Yeniel asked calmly, though her hands trembled ever so slightly.
“That’s because…”
“Because?”
“Because April is an angel who fell from the sky!”
I said it brightly, with the same innocent smile as when we’d first met.
“……”
Of course, no one believed me.
My answer was so absurd that one by one, they began to come back to reality.
“It feels like we were all under some kind of hallucination,” Yeniel murmured, rubbing her temples.
Max and the crown prince frowned as well.
“I think so too… but I can’t remember what I saw.”
“Nor can I.”
We decided to continue climbing the defense tower.
Sian stayed silent the entire time we walked.
Max, too, was oddly quiet.
At the stairs leading to the second floor, the crown prince turned to Sian and commanded,
“Sian. If possible, I want you to prioritize protecting me. The knights of the founding royal house may have once served us, but they are still monsters of the reverse world—they might attack me like any other creature.”
“…That’s impossible.”
A silence like hell itself followed.
“What?”
“I’m sorry, Your Highness.”
I was a little curious.
The people who had been so quick to discard me—would they at least trust one another?
Sian desperately began to summon a high‑level spirit once more.
“Eschenella la Tium. Repasa Bennen…”
He must have known it would fail, yet still he tried—proof that he feared he’d be discarded as useless otherwise.
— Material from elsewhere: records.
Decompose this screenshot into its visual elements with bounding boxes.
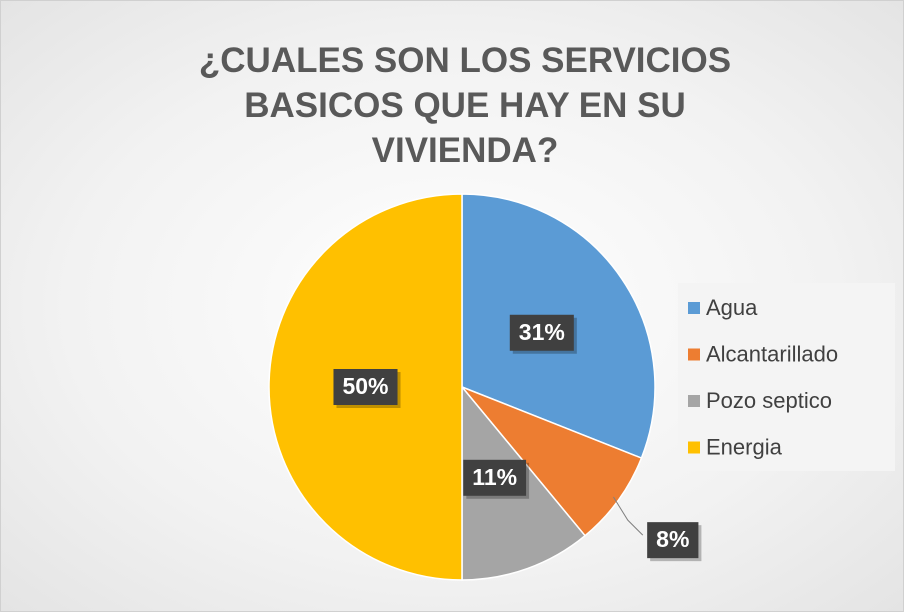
data-label-text: 8% xyxy=(656,526,689,552)
data-label: 8% xyxy=(647,522,702,562)
legend-label: Energia xyxy=(706,434,783,459)
data-label-box xyxy=(509,314,574,351)
data-label-box xyxy=(333,369,398,405)
data-label: 50% xyxy=(333,369,401,408)
leader-line xyxy=(613,496,644,536)
legend-label: Pozo septico xyxy=(706,388,832,413)
data-label-box xyxy=(647,522,699,559)
legend-swatch xyxy=(688,302,700,314)
data-label: 11% xyxy=(463,459,530,499)
legend-box xyxy=(678,283,895,471)
data-label-text: 11% xyxy=(472,464,517,490)
data-label-box xyxy=(463,459,527,496)
legend-label: Agua xyxy=(706,295,758,320)
legend-swatch xyxy=(688,395,700,407)
legend-label: Alcantarillado xyxy=(706,341,838,366)
legend-swatch xyxy=(688,348,700,361)
legend-swatch xyxy=(688,441,700,454)
chart-title: ¿CUALES SON LOS SERVICIOS BASICOS QUE HA… xyxy=(198,41,732,170)
pie-slice xyxy=(461,386,643,537)
data-label-text: 31% xyxy=(519,319,565,345)
data-label: 31% xyxy=(509,314,577,354)
data-label-text: 50% xyxy=(342,373,388,399)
Indeed, compared to me (with my berserker trait) and the spirit mage Yeniel, Sian was the weakest. In the eyes of the crown prince, he was little more than dead weight.
A wet sound—wal‑kak.
Silent red bloomed and spread.
Blood welled up from within Sian, dribbling from his lips and splattering onto the floor.
Even as he covered his mouth, the blood seeped through, staining his robe.
The price for attempting to summon a high‑tier spirit without the qualification.
“Ugh…! Cough, cough.“
Sian doubled over.
“Sian!”
“Your Highness. My trait… it’s gone. I can’t summon high spirits. My magic and all spirit arts are useless in the Archmage’s reverse world.”
“……!”
“I’m no longer any use in combat. I can’t protect you, Your Highness.”
For an instant, Sian’s voice trembled.
It was only a fleeting expression, but enough for everyone to recognize the despair written on his face.
“Is that your honest answer? Right now?”
The crown prince’s voice was icy cold.
Something about his tone felt… wrong.
Why is he like that? I thought. Normally, he’d just calculate silently and move on—he’d never openly lose his temper over someone losing their ability.
It wasn’t immediately relevant to me, but still—cornered as Sian was, he must have mistaken that coldness for contempt, for the weight of being deemed useless.
“I’m sorry,” he whispered.
Good. Internal discord is useful—especially before I switch sides.